The Special Adviser to President Bola Tinubu on Revenue, Zach Adedeji says the government will double the country’s total annual revenue which is currently below N15trn by deepening the nation’s revenue collection system and not by imposing extra taxes.
Adedeji, who made this known during a television dialogue on Monday, also said the Federal Government will harmonise all revenue-collecting agencies.
“Today, we collect under N15trn as the total annual revenue but our plan between now and the next three years is to double that revenue without increasing taxes and without bringing additional taxes,” he said. “We just want to deepen our collection system, we just want to simplify it into this data and technology and drive the revenue.”
According to the President’s revenue chief, Nigeria has a revenue problem but the current administration is prepared to tackle the challenge through fiscal discipline and harmonisation of revenue channels using technology to view all government revenue-collecting agencies in realtime.

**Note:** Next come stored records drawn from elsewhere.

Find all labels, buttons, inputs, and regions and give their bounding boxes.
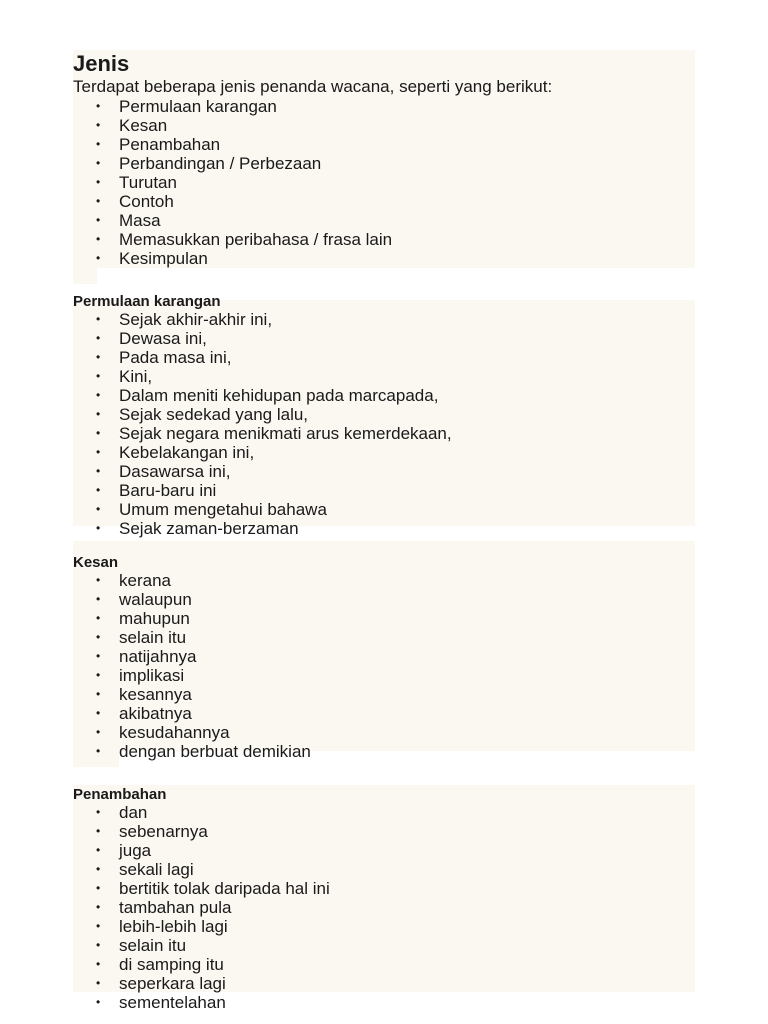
list-item-text: Baru-baru ini bbox=[119, 481, 217, 500]
list-item bbox=[73, 898, 695, 917]
section-heading-penambahan: Penambahan bbox=[73, 786, 167, 803]
bullet-icon: • bbox=[96, 99, 101, 113]
list-item-text: walaupun bbox=[119, 590, 192, 609]
list-item-text: Sejak negara menikmati arus kemerdekaan, bbox=[119, 424, 452, 443]
list-item-text: selain itu bbox=[119, 936, 187, 955]
bullet-icon: • bbox=[96, 862, 101, 876]
bullet-icon: • bbox=[96, 805, 101, 819]
list-item-text: Penambahan bbox=[119, 135, 221, 154]
list-item-text: Kesimpulan bbox=[119, 249, 208, 268]
bullet-icon: • bbox=[96, 521, 101, 535]
bullet-icon: • bbox=[96, 706, 101, 720]
bullet-icon: • bbox=[96, 957, 101, 971]
list-item-text: kesudahannya bbox=[119, 723, 230, 742]
list-item bbox=[73, 723, 695, 742]
intro-text: Terdapat beberapa jenis penanda wacana, seperti yang berikut: bbox=[73, 77, 553, 96]
list-item-text: tambahan pula bbox=[119, 898, 232, 917]
list-item bbox=[73, 424, 695, 443]
list-item-text: Kini, bbox=[119, 367, 153, 386]
list-item-text: akibatnya bbox=[119, 704, 192, 723]
list-item bbox=[73, 405, 695, 424]
list-item bbox=[73, 116, 695, 135]
list-item-text: natijahnya bbox=[119, 647, 197, 666]
list-item bbox=[73, 154, 695, 173]
permulaan-karangan-list bbox=[73, 310, 695, 538]
bullet-icon: • bbox=[96, 464, 101, 478]
list-item bbox=[73, 462, 695, 481]
bullet-icon: • bbox=[96, 118, 101, 132]
list-item-text: Sejak sedekad yang lalu, bbox=[119, 405, 309, 424]
list-item-text: Sejak akhir-akhir ini, bbox=[119, 310, 273, 329]
list-item-text: Turutan bbox=[119, 173, 177, 192]
list-item bbox=[73, 685, 695, 704]
list-item-text: bertitik tolak daripada hal ini bbox=[119, 879, 330, 898]
list-item bbox=[73, 742, 695, 761]
bullet-icon: • bbox=[96, 649, 101, 663]
list-item bbox=[73, 879, 695, 898]
bullet-icon: • bbox=[96, 573, 101, 587]
list-item bbox=[73, 500, 695, 519]
bullet-icon: • bbox=[96, 156, 101, 170]
bullet-icon: • bbox=[96, 881, 101, 895]
list-item-text: kesannya bbox=[119, 685, 192, 704]
list-item bbox=[73, 955, 695, 974]
list-item-text: seperkara lagi bbox=[119, 974, 226, 993]
list-item-text: di samping itu bbox=[119, 955, 224, 974]
list-item-text: Sejak zaman-berzaman bbox=[119, 519, 299, 538]
list-item-text: Contoh bbox=[119, 192, 174, 211]
list-item-text: dan bbox=[119, 803, 148, 822]
bullet-icon: • bbox=[96, 824, 101, 838]
list-item-text: kerana bbox=[119, 571, 171, 590]
list-item-text: Pada masa ini, bbox=[119, 348, 232, 367]
bullet-icon: • bbox=[96, 369, 101, 383]
bullet-icon: • bbox=[96, 687, 101, 701]
bullet-icon: • bbox=[96, 388, 101, 402]
bullet-icon: • bbox=[96, 744, 101, 758]
list-item-text: Dewasa ini, bbox=[119, 329, 207, 348]
bullet-icon: • bbox=[96, 137, 101, 151]
list-item-text: Kesan bbox=[119, 116, 168, 135]
list-item-text: sementelahan bbox=[119, 993, 226, 1012]
list-item bbox=[73, 211, 695, 230]
list-item bbox=[73, 97, 695, 116]
list-item bbox=[73, 443, 695, 462]
list-item-text: mahupun bbox=[119, 609, 190, 628]
bullet-icon: • bbox=[96, 350, 101, 364]
list-item-text: Masa bbox=[119, 211, 161, 230]
list-item bbox=[73, 666, 695, 685]
list-item-text: juga bbox=[119, 841, 152, 860]
list-item bbox=[73, 860, 695, 879]
list-item bbox=[73, 481, 695, 500]
list-item-text: Perbandingan / Perbezaan bbox=[119, 154, 322, 173]
list-item-text: Dalam meniti kehidupan pada marcapada, bbox=[119, 386, 439, 405]
list-item-text: sekali lagi bbox=[119, 860, 194, 879]
list-item-text: implikasi bbox=[119, 666, 185, 685]
bullet-icon: • bbox=[96, 630, 101, 644]
list-item bbox=[73, 329, 695, 348]
bullet-icon: • bbox=[96, 407, 101, 421]
list-item bbox=[73, 974, 695, 993]
bullet-icon: • bbox=[96, 194, 101, 208]
list-item-text: Dasawarsa ini, bbox=[119, 462, 231, 481]
bullet-icon: • bbox=[96, 900, 101, 914]
list-item bbox=[73, 590, 695, 609]
bullet-icon: • bbox=[96, 919, 101, 933]
list-item bbox=[73, 249, 695, 268]
bullet-icon: • bbox=[96, 668, 101, 682]
list-item bbox=[73, 173, 695, 192]
bullet-icon: • bbox=[96, 251, 101, 265]
list-item bbox=[73, 647, 695, 666]
list-item bbox=[73, 135, 695, 154]
penambahan-list bbox=[73, 803, 695, 1012]
bullet-icon: • bbox=[96, 592, 101, 606]
list-item bbox=[73, 841, 695, 860]
list-item bbox=[73, 367, 695, 386]
section-heading-permulaan-karangan: Permulaan karangan bbox=[73, 293, 221, 310]
list-item-text: Kebelakangan ini, bbox=[119, 443, 255, 462]
list-item bbox=[73, 230, 695, 249]
list-item bbox=[73, 310, 695, 329]
list-item bbox=[73, 519, 695, 538]
bullet-icon: • bbox=[96, 213, 101, 227]
list-item-text: Umum mengetahui bahawa bbox=[119, 500, 327, 519]
bullet-icon: • bbox=[96, 725, 101, 739]
list-item bbox=[73, 628, 695, 647]
bullet-icon: • bbox=[96, 843, 101, 857]
list-item bbox=[73, 993, 695, 1012]
bullet-icon: • bbox=[96, 483, 101, 497]
section-heading-kesan: Kesan bbox=[73, 554, 119, 571]
list-item-text: sebenarnya bbox=[119, 822, 208, 841]
bullet-icon: • bbox=[96, 976, 101, 990]
list-item-text: Memasukkan peribahasa / frasa lain bbox=[119, 230, 393, 249]
kesan-list bbox=[73, 571, 695, 761]
bullet-icon: • bbox=[96, 995, 101, 1009]
list-item bbox=[73, 609, 695, 628]
bullet-icon: • bbox=[96, 445, 101, 459]
bullet-icon: • bbox=[96, 938, 101, 952]
list-item bbox=[73, 936, 695, 955]
bullet-icon: • bbox=[96, 175, 101, 189]
list-item bbox=[73, 571, 695, 590]
list-item bbox=[73, 917, 695, 936]
document-title: Jenis bbox=[73, 51, 130, 76]
document-body bbox=[73, 50, 695, 1012]
list-item-text: lebih-lebih lagi bbox=[119, 917, 228, 936]
list-item bbox=[73, 386, 695, 405]
list-item-text: Permulaan karangan bbox=[119, 97, 277, 116]
bullet-icon: • bbox=[96, 611, 101, 625]
bullet-icon: • bbox=[96, 312, 101, 326]
list-item-text: selain itu bbox=[119, 628, 187, 647]
list-item bbox=[73, 192, 695, 211]
list-item bbox=[73, 704, 695, 723]
list-item bbox=[73, 348, 695, 367]
bullet-icon: • bbox=[96, 331, 101, 345]
types-list bbox=[73, 97, 695, 268]
bullet-icon: • bbox=[96, 502, 101, 516]
list-item-text: dengan berbuat demikian bbox=[119, 742, 311, 761]
list-item bbox=[73, 803, 695, 822]
list-item bbox=[73, 822, 695, 841]
bullet-icon: • bbox=[96, 232, 101, 246]
bullet-icon: • bbox=[96, 426, 101, 440]
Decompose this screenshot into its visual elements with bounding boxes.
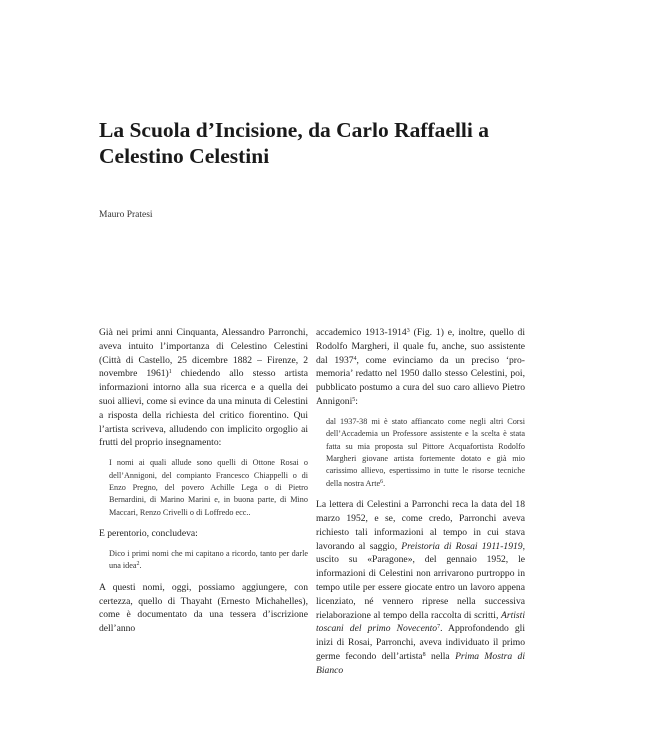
footnote-ref: 6 [380, 478, 384, 485]
text: La lettera di Celestini a Parronchi reca la data del 18 marzo 1952, e se, come credo, Parronchi aveva richiesto tali informazioni al tempo in cui stava lavorando al saggio, [316, 499, 525, 552]
block-quote [326, 416, 525, 490]
text: accademico 1913-1914 [316, 327, 407, 338]
text: Già nei primi anni Cinquanta, Alessandro Parronchi, aveva intuito l’importanza di Celestino Celestini (Città di Castello, 25 dicembre 1882 – Firenze, 2 novembre 1961) [99, 327, 308, 380]
text: nella [425, 650, 456, 662]
article-title [99, 117, 559, 169]
footnote-ref: 5 [352, 396, 356, 403]
text: Dico i primi nomi che mi capitano a ricordo, tanto per darle una idea [109, 549, 308, 571]
paragraph [316, 326, 525, 409]
footnote-ref: 7 [437, 624, 441, 631]
italic-title: Prima Mostra di Bianco [316, 650, 525, 676]
paragraph: A questi nomi, oggi, possiamo aggiungere, con certezza, quello di Thayaht (Ernesto Michahelles), come è documentato da una tessera d’iscrizione dell’anno [99, 581, 308, 635]
left-column [99, 326, 308, 636]
text: . [139, 561, 142, 571]
text: , come evinciamo da un preciso ‘pro-memoria’ redatto nel 1950 dallo stesso Celestini, poi, pubblicato postumo a cura del suo caro allievo Pietro Annigoni [316, 354, 525, 407]
footnote-ref: 8 [422, 651, 426, 658]
block-quote [109, 548, 308, 573]
footnote-ref: 3 [406, 328, 410, 334]
italic-title: Preistoria di Rosai 1911-1919 [401, 540, 523, 552]
text: chiedendo allo stesso artista informazioni intorno alla sua ricerca e a quella dei suoi allievi, come si evince da una minuta di Celestini a risposta della richiesta del critico fiorentino. Qui l’artista scriveva, alludendo con implicito orgoglio ai frutti del proprio insegnamento: [99, 368, 308, 449]
footnote-ref: 1 [168, 369, 172, 376]
block-quote: I nomi ai quali allude sono quelli di Ottone Rosai o dell’Annigoni, del compianto Francesco Chiappelli o di Enzo Pregno, del povero Achille Lega o di Pietro Bernardini, di Marino Marini e, in buona parte, di Mino Maccari, Renzo Crivelli o di Loffredo ecc.. [109, 458, 308, 517]
paragraph [99, 326, 308, 450]
text: . Approfondendo gli inizi di Rosai, Parronchi, aveva individuato il primo germe fecondo dell’artista [316, 623, 525, 662]
footnote-ref: 2 [136, 561, 140, 568]
right-column [316, 326, 525, 678]
author-name: Mauro Pratesi [99, 210, 153, 220]
italic-title: Artisti toscani del primo Novecento [316, 609, 525, 635]
paragraph [316, 498, 525, 677]
text: , uscito su «Paragone», del gennaio 1952, le informazioni di Celestini non arrivarono purtroppo in tempo utile per essere giocate entro un lavoro appena licenziato, né vennero riprese nella successiva rielaborazione al tempo della raccolta di scritti, [316, 540, 525, 621]
text: : [355, 395, 358, 407]
title-line-1: La Scuola d’Incisione, da Carlo Raffaelli a [99, 118, 490, 142]
title-line-2: Celestino Celestini [99, 144, 270, 168]
paragraph: E perentorio, concludeva: [99, 528, 198, 540]
text: dal 1937-38 mi è stato affiancato come negli altri Corsi dell’Accademia un Professore assistente e la scelta è stata fatta su mia proposta sul Pittore Acquafortista Rodolfo Margheri giovane artista fortemente dotato e già mio carissimo allievo, espertissimo in tutte le risorse tecniche della nostra Arte [326, 416, 525, 488]
text: (Fig. 1) e, inoltre, quello di Rodolfo Margheri, il quale fu, anche, suo assistente dal 1937 [316, 327, 525, 366]
footnote-ref: 4 [353, 355, 357, 362]
text: . [383, 478, 386, 488]
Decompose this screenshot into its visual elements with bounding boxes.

“We’ve identified multiple taxes as one of the problems. Multiple generation and collection agencies, lack of technology, all these we’ve identified as major problems that confront our ability to generate what we need,” he said.
Adedeji said the current administration will formulate and implement sound economic policies and laws that will lead to prosperity for all.
He said most of the country’s tax laws are obsolete, noting that the recently established Presidential Committee on Fiscal Policy and Tax Reforms chaired by Taiwo Oyedele will review the existing laws on economy and taxation and come up with realistic laws in consonance with current economic realities.
“If you look at our fiscal space, it is being governed by only two laws as of today. We have Finance Management Act of 1958 and Fiscal Responsibility Act,” Adedeji stated.
“The Stamp Duty Law was given to us by the British in 1939 when there was no internet,” he said, noting that the Oyedele-led committee will come up with fresh laws that reflect current economic realities.
The President’s revenue chief said the philosophy of the government is not to tax poverty and production but prosperity and consumption.
He sympathized with Nigerians over the hardship occasioned by the removal of petrol subsidy. The President’s aide said the initial economic pain and inflation currently suffered by Nigerians is for a short time, assuring the people that they will soon start to smile under the Tinubu administration.
He also said the removal of petrol subsidy and the unification of foreign exchange rates has removed the “distortion we have in our economy”, saying Nigerians would soon begin to see the “windfall which I know will bring shared prosperity for all Nigerians”.